Falling on your back is the most common orientation that you can experience in a bouldering fall. Try not to grab the rock as you fall, since this can cause wrist and finger injuries! Tuck in your chin to protect your neck, and let the wide surface of your back and shoulders absorb the impact. When you land on the ground, use your hands and arms to stop the momentum from rolling you on the mat.

Finally, falling on your front can occur if you’re trying to perform a dyno while bouldering. This might seem like the scariest orientation, and you might instinctively try to use your hands and wrist to stop your fall. Instead, spread your arms out wide to disperse the force across your torso. Turn your head to one side to protect your face, and try to land on your stomach and front thighs as flat as possible. As you land, engage your core muscles to help protect your spine. 

Identify problem areas

Ground obstacles are some of the biggest problems you can encounter when bouldering outside. Your bouldering mat might not be as effective if it is placed on top of hard debris such as rocks and branches.

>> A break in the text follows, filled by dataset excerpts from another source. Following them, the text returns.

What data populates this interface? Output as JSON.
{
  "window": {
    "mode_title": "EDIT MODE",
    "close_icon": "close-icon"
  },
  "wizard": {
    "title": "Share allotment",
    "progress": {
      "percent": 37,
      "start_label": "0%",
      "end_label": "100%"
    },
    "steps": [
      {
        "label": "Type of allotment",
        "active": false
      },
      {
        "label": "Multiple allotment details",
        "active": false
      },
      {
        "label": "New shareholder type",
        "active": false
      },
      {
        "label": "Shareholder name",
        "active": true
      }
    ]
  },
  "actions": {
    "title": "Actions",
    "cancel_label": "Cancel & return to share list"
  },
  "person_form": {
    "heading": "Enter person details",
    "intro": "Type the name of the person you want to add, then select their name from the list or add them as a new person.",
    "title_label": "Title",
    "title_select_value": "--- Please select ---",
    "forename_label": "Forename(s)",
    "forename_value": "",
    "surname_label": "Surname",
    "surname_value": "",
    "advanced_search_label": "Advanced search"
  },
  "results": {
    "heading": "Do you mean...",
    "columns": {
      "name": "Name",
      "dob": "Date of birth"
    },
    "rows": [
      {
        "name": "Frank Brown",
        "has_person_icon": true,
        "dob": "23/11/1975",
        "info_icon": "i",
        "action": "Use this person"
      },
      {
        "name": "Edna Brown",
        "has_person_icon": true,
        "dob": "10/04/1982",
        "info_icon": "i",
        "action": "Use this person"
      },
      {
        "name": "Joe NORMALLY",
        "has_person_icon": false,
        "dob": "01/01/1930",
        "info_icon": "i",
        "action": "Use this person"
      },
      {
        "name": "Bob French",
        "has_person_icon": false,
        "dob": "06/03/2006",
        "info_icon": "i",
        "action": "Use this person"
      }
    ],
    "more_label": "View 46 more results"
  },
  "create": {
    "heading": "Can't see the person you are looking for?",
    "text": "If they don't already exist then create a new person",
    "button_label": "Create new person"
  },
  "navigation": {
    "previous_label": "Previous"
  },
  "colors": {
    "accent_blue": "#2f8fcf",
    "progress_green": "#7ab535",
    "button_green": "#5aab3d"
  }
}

When possible, place your bouldering mat flat on the ground and far away from debris that can injure you if you fall. You can also remove these obstacles before you lay down your mat.


There are two things that you need to consider when placing a bouldering mat: the position and the orientation relative to your climb.

Position your bouldering mat directly underneath you, making sure that your mat is flat and clear from the debris on the ground.

For the orientation, your bouldering mat must be placed in such a way that it catches your most likely fall. For example, if your boulder has a lot of overhangs, there is a high chance that you will fall vertically. Thus, you can place your bouldering in a vertical position so that it will catch you when you tuck your body in.

Stay safe while climbing, boulder fans!